# Thanks for the incentive!



## minerva (Apr 12, 2010)

Hi all
I got to thinking the other evening what on earth could I contribute to a forum with so many talented members?
The answer came with an assessment of what I personally had gained from my lurking over the past two years (with the occasional post/comment)
Surprisingly I came to the conclusion that what I had gained most from your individual inputs was the confidence to "have a go".
Over the past two years I have avidly read anything that I thought would subscribe to an improvement in my workshop technique or indeed my workshop equipment, be it modifications to my small 7 x 12 lathe or making the basic tooling found in every-day workshops.
Now I haven't up to now had the foresight to fully document a "build" but attached is a photograph of my new shiny QCTP manufactured on the 7X12 with the addition of a vertical slide. It works a treat and the outlay was just under £10. (Toolpost and 15 holders)
So many thanks to you all for the encouragement . one member even has it written under his avatar "if you don't try it you will never know if you can do it. (thanks Bogs)
Now my new milling machine is to be delivered next Monday and the shenanigans will really begin
so "watch this space" 
Regards
TerryT


----------



## stevehuckss396 (Apr 12, 2010)

Great job on the QCTP. 

Don't be afraid to post anything. Everybody likes the complex builds but the simple wobblers are cool also. As long as it has a few shiny parts, I'll be looking at it.


----------



## zeeprogrammer (Apr 12, 2010)

Fantastic TerryT.
I know what you mean. It's great isn't it?
And great job on the QCTP! Nice!
Be sure and post pics of the mill!


----------



## Troutsqueezer (Apr 12, 2010)

Terry, if you built that ship in your avatar, you should have no trouble with metal! I'll be watching this space. 

-Trout


----------



## minerva (Apr 13, 2010)

Hi guys, Steve,Zee,Trout 
Thanks all for the +ve comments.
As to the avatar trout, it's an ongoing 1:98 project build of HMS Victory, Admiral lord Nelson's flagship. I've been working on her on and off for the past 4 years ever since I found out a ggggrandfather of mine was a shipwright on said ship. As an ex pattern-maker the wood bit holds few mysteries after 65 years practice, which is more than can be said for metal-machining! however as I said before time will tell.
Regards 
Terry


----------



## joe d (Apr 13, 2010)

Terry

A little off-topic as regards machining, but as you are a Victory kind of fellow, check out this 

[ame]http://www.youtube.com/watch?v=L2WdU3Zkeig[/ame] 
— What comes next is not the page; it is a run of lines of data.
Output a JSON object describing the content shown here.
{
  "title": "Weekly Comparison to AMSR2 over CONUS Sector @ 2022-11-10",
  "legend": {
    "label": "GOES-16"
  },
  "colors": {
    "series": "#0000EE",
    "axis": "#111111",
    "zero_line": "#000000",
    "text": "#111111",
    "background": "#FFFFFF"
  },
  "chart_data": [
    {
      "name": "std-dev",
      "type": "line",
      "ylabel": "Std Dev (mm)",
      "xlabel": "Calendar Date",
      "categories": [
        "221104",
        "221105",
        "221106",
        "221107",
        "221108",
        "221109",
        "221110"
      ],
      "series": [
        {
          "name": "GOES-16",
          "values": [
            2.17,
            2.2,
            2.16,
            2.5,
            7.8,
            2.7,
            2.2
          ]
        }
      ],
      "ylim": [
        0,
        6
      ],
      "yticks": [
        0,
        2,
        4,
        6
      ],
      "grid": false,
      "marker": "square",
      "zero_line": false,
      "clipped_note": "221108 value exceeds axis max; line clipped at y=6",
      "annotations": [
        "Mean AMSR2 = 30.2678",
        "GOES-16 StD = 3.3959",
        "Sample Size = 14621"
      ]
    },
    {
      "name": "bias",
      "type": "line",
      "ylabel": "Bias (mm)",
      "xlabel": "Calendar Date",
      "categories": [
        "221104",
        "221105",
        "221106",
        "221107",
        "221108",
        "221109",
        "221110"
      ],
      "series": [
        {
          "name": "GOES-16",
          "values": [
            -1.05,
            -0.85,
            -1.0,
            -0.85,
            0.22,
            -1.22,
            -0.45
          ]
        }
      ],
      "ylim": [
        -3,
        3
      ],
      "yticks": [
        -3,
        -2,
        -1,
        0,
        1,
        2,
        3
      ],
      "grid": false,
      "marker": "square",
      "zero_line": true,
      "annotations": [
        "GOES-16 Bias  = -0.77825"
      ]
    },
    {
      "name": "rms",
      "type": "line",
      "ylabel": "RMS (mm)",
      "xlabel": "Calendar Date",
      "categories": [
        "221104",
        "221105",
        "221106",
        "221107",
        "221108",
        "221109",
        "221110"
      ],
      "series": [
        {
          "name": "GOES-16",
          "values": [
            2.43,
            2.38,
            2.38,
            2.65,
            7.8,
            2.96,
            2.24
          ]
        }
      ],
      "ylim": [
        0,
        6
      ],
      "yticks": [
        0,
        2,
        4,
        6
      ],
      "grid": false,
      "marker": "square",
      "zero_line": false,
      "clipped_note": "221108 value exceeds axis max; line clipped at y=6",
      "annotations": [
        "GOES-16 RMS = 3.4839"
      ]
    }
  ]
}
Would have enjoyed being there!

Cheers, Joe


----------



## Philjoe5 (Apr 13, 2010)

That's a slick looking QCTP Terry. Now you're the one giving incentives :bow:.
Thanks for posting the picture.

Cheers,
Phil


----------



## Blogwitch (Apr 13, 2010)

Terry,

So you tried it, and found you could do it.

Very nice toolpost indeed.

Bogs


----------



## minerva (Apr 13, 2010)

Hey Joe, awesome!!
and when you remember the gun crews could reload in something like 90 seconds, what a fearsome foe to be up against?

Phil.
thanks for the plaudits but a long way to go I think 

and John
as mentioned before you must take some of the credit


----------